Dual diagnosis, also known as co-occurring disorders, is a term used to describe a person who has both a mental illness and a problem with alcohol or drugs. It is estimated that around half of people who have a mental disorder will also have substance use disorder at some point in their lives, and vice versa. Interactions of the two conditions can worsen both. A person with dual diagnosis may have either of these conditions evident first.
People with mental illness often resort to substances in an effort to self-medicate, while those who experiment with or misuse substances can worsen underlying mental illnesses. Substance use can even change the brain in ways that increase the risk of developing mental illness. Ashish Bhatt explains the importance of accurately diagnosing and treating patients with dual diagnosis. It is essential to address both the addiction and the mental health condition for successful treatment.
Sometimes, only the addiction is addressed while the mental health condition is not being treated. A substance use disorder is diagnosed when a person is unable to control their use of alcohol or legal or illegal drugs. Cognitive behavioral therapy (CBT) can help the person learn new coping skills and change ineffective thinking patterns that could lead to a return to substance use. People with psychotic illnesses such as schizophrenia may be less able to maintain moderate substance use over time without experiencing negative symptoms.

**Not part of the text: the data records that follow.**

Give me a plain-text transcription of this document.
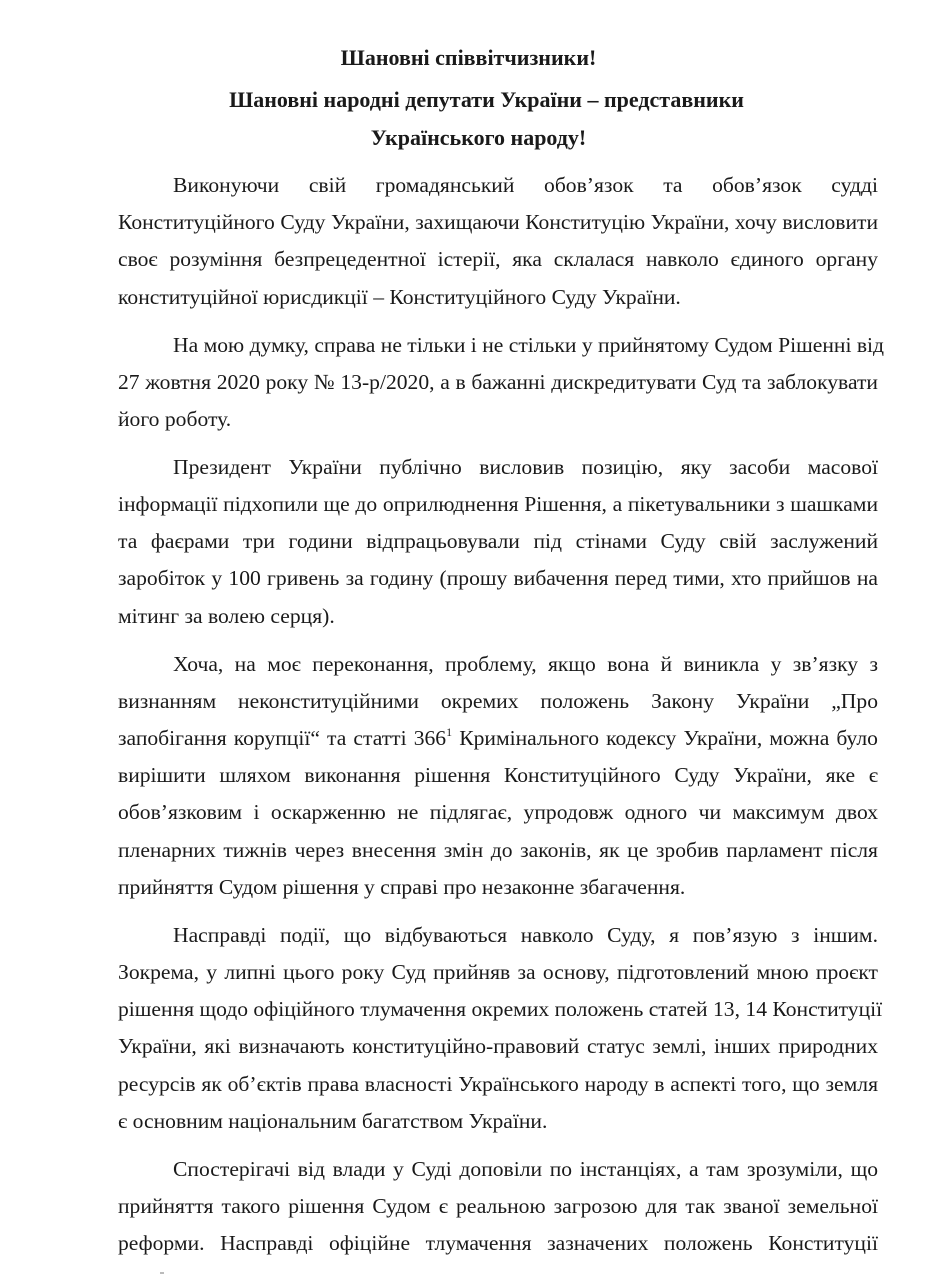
Шановні співвітчизники!
Шановні народні депутати України – представники
Українського народу!
Виконуючи свій громадянський обов’язок та обов’язок судді
Конституційного Суду України, захищаючи Конституцію України, хочу висловити
своє розуміння безпрецедентної істерії, яка склалася навколо єдиного органу
конституційної юрисдикції – Конституційного Суду України.
На мою думку, справа не тільки і не стільки у прийнятому Судом Рішенні від
27 жовтня 2020 року № 13-р/2020, а в бажанні дискредитувати Суд та заблокувати
його роботу.
Президент України публічно висловив позицію, яку засоби масової
інформації підхопили ще до оприлюднення Рішення, а пікетувальники з шашками
та фаєрами три години відпрацьовували під стінами Суду свій заслужений
заробіток у 100 гривень за годину (прошу вибачення перед тими, хто прийшов на
мітинг за волею серця).
Хоча, на моє переконання, проблему, якщо вона й виникла у зв’язку з
визнанням неконституційними окремих положень Закону України „Про
запобігання корупції“ та статті 366$^1$ Кримінального кодексу України, можна було
вирішити шляхом виконання рішення Конституційного Суду України, яке є
обов’язковим і оскарженню не підлягає, упродовж одного чи максимум двох
пленарних тижнів через внесення змін до законів, як це зробив парламент після
прийняття Судом рішення у справі про незаконне збагачення.
Насправді події, що відбуваються навколо Суду, я пов’язую з іншим.
Зокрема, у липні цього року Суд прийняв за основу, підготовлений мною проєкт
рішення щодо офіційного тлумачення окремих положень статей 13, 14 Конституції
України, які визначають конституційно-правовий статус землі, інших природних
ресурсів як об’єктів права власності Українського народу в аспекті того, що земля
є основним національним багатством України.
Спостерігачі від влади у Суді доповіли по інстанціях, а там зрозуміли, що
прийняття такого рішення Судом є реальною загрозою для так званої земельної
реформи. Насправді офіційне тлумачення зазначених положень Конституції
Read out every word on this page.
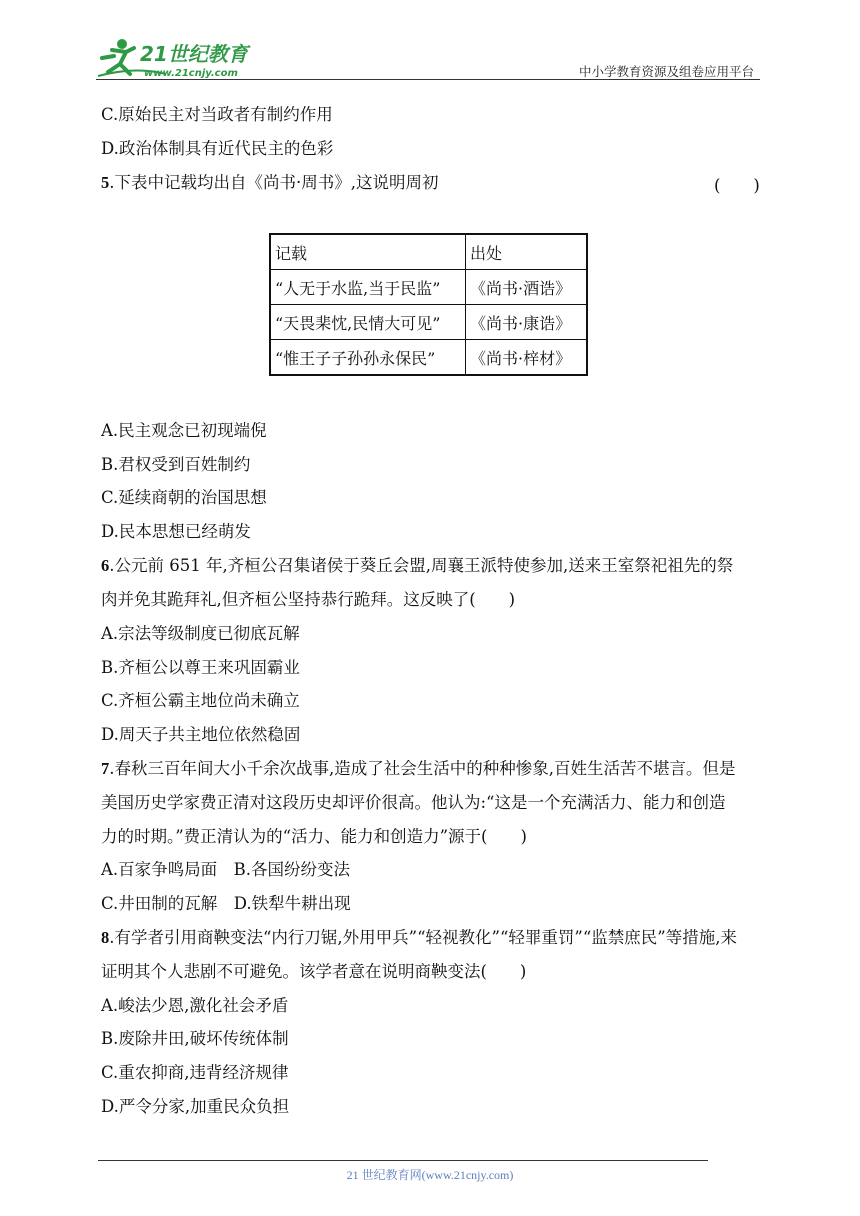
21世纪教育
www.21cnjy.com	中小学教育资源及组卷应用平台
C.原始民主对当政者有制约作用
D.政治体制具有近代民主的色彩
5.下表中记载均出自《尚书·周书》,这说明周初	(　　)
记载	出处
“人无于水监,当于民监”	《尚书·酒诰》
“天畏棐忱,民情大可见”	《尚书·康诰》
“惟王子子孙孙永保民”	《尚书·梓材》
A.民主观念已初现端倪
B.君权受到百姓制约
C.延续商朝的治国思想
D.民本思想已经萌发
6.公元前 651 年,齐桓公召集诸侯于葵丘会盟,周襄王派特使参加,送来王室祭祀祖先的祭
肉并免其跪拜礼,但齐桓公坚持恭行跪拜。这反映了(　　)
A.宗法等级制度已彻底瓦解
B.齐桓公以尊王来巩固霸业
C.齐桓公霸主地位尚未确立
D.周天子共主地位依然稳固
7.春秋三百年间大小千余次战事,造成了社会生活中的种种惨象,百姓生活苦不堪言。但是
美国历史学家费正清对这段历史却评价很高。他认为:“这是一个充满活力、能力和创造
力的时期。”费正清认为的“活力、能力和创造力”源于(　　)
A.百家争鸣局面　B.各国纷纷变法
C.井田制的瓦解　D.铁犁牛耕出现
8.有学者引用商鞅变法“内行刀锯,外用甲兵”“轻视教化”“轻罪重罚”“监禁庶民”等措施,来
证明其个人悲剧不可避免。该学者意在说明商鞅变法(　　)
A.峻法少恩,激化社会矛盾
B.废除井田,破坏传统体制
C.重农抑商,违背经济规律
D.严令分家,加重民众负担
21 世纪教育网(www.21cnjy.com)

In the case of dual diagnosis, an inpatient rehabilitation center can provide a structured and safe environment for treatment. Dual diagnosis is an evolving field, both in understanding causal relationships and in developing effective strategies for prevention, treatment and recovery. Mental health and alcohol and other drugs services must be able to respond to the needs of people with dual diagnosis. While there is no standard dual-diagnostic intervention, mental health professionals can use best practices to individualize their treatment. Recovery from dual diagnosis often begins with inpatient detoxification and substance use rehabilitation.
People diagnosed with co-occurring disorders often need more intensive treatment due to the complexity of their case, which emphasizes the importance of doctors providing effective and efficient treatment to these patients. Counselors can conduct group and individual therapy sessions, while residents can take advantage of any of the activities and services offered by the center. Telling personal stories of recovery can be one of the most effective ways to reduce stigma and help individuals and families facing challenges related to mental health conditions. A new approach is needed that allows physicians, researchers and managers to offer adequate evaluation and evidence-based treatments to patients with dual pathology, which cannot be adequately and efficiently managed by cross-referral between psychiatric and medical services. When it comes to dual diagnosis, it is important to understand that mental health and alcohol or drug related problems must be addressed together for successful treatment. Excessive marijuana use, for example, can lead to psychosis in some people; psychosis is a serious mental disorder that causes people to lose touch with reality.